Mark the electrical sockets' locations with a marker or pencil. Position the plastic outlet box alongside the stud where you want it and draw lines above and below to signify the location of the box.
Measure 2.5 cm (1 inch) above the height marked for the electrical boxes on the studs. Make a mark at the centre of the 10 cm (4 inch) face of each stud the cable needs to run through. This allows you to drill a path through each stud leading to the electrical boxes.

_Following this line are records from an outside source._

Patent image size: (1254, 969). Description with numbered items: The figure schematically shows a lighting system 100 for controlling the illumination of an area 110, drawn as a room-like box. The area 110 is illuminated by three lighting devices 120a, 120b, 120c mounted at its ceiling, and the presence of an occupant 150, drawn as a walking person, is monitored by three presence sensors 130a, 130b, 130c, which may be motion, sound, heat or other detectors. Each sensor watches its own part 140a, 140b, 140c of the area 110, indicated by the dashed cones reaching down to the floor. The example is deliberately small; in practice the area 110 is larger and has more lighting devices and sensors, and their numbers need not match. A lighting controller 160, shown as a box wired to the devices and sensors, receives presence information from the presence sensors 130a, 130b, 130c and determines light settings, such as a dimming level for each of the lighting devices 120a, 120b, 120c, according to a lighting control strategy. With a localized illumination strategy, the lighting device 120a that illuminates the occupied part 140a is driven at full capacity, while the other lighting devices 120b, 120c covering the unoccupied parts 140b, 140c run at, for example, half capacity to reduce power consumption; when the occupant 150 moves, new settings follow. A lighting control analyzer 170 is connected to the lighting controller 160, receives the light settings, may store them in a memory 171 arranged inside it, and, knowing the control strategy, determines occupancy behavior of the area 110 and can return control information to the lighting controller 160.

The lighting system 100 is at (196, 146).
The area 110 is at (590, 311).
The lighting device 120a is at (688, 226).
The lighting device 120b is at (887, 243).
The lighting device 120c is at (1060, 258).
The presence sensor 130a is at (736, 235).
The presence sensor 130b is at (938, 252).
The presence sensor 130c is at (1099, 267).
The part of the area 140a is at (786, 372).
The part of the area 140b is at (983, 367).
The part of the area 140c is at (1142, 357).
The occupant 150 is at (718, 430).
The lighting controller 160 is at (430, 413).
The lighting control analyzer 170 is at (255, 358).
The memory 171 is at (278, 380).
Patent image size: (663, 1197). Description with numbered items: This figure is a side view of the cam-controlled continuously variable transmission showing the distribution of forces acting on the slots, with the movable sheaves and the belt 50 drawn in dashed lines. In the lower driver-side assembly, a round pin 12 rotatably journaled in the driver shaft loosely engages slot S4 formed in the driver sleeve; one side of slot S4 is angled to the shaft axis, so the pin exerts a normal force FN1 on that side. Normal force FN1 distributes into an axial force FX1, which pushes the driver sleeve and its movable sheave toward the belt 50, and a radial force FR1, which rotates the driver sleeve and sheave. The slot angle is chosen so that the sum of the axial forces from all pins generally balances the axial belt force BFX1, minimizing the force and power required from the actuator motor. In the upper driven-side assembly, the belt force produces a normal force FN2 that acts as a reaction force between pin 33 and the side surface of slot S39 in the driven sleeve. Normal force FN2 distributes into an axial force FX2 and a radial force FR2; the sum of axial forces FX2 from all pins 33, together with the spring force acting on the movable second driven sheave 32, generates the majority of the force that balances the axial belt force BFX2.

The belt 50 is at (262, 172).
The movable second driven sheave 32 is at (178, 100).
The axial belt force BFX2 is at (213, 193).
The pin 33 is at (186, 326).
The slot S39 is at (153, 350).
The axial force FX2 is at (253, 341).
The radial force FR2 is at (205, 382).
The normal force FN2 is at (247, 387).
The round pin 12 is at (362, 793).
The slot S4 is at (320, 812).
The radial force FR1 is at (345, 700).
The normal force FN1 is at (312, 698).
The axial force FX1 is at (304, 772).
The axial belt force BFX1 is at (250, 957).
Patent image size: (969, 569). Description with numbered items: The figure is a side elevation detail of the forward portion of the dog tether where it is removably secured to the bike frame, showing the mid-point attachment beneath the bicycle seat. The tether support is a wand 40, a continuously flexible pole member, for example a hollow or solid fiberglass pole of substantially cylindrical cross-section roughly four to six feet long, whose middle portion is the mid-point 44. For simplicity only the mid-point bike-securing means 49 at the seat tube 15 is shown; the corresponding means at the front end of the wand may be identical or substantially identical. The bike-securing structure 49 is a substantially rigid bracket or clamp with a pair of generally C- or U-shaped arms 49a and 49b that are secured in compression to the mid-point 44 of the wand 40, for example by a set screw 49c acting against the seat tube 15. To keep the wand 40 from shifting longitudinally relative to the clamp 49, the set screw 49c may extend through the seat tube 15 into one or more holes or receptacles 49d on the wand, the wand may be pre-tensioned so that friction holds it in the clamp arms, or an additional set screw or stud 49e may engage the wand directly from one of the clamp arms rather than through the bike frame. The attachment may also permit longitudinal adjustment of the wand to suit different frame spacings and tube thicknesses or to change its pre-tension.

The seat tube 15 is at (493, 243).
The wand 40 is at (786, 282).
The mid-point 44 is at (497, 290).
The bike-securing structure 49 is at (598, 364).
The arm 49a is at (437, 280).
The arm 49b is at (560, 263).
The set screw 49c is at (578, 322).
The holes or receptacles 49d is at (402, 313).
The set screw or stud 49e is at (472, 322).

Drill holes through each stud, using a 1.8 cm (3/4 inch) drill bit. Begin by drilling a hole in the floor or ceiling plate to allow you to feed the main electrical line through to the wall. Begin drilling the remaining studs in the line until all holes are complete
Position the outlet boxes against the studs to mount them. Most boxes have nails already integrated into them, so all you need to do is hold it in place and hammer it onto the stud. Place all outlet boxes at the same time.
Feed the main electrical cable into the wall, through the first stud holes and into the first outlet box. Run another piece of cable, starting inside that electrical box, and thread the remainder through the stud holes to the next box and insert the end there. Do the same thing with any other outlets in the wall.
Strip the insulation from the main electrical feed cable with a wire stripper and connect it to one side of the first outlet. Loosen the two terminals with a screwdriver and attach the black wire to the copper terminal and the white to the silver. Tighten the terminals back down to secure the wire. Strip the insulation from the second piece of cable to expose the wires and connect them to the other side of the outlet. Wrap electrical tape around the entire outside edge of the outlet to cover the terminals and bare wire. Do this for all outlets, and use a screwdriver to attach the outlet to the boxes anchored to the wall.
Connect the main electrical cable to your circuit box. If there are more than three outlets planned for the wall, consider giving the line its own circuit in the main power box. Turn on the power to the new electrical cables and test each receptacle to make sure there is power.
- "Wiring a House 4th Edition: Completely Revised and Updated"; Rex Cauldwell; 2010
- "Ultimate Guide to Wiring: Complete Projects for the Home"; Editors of Creative Homeowner; 2007
- Check with local building codes before running new electrical cable to be sure that you are installing it according to proper code.
- Use caution when drilling through the studs that you aren't holding the stud to brace it and drill into your hand or body at the same time.
- Wear eye protection when drilling the holes.
- If unsure, have a certified electrician connect the new wall line to the main electrical circuit box.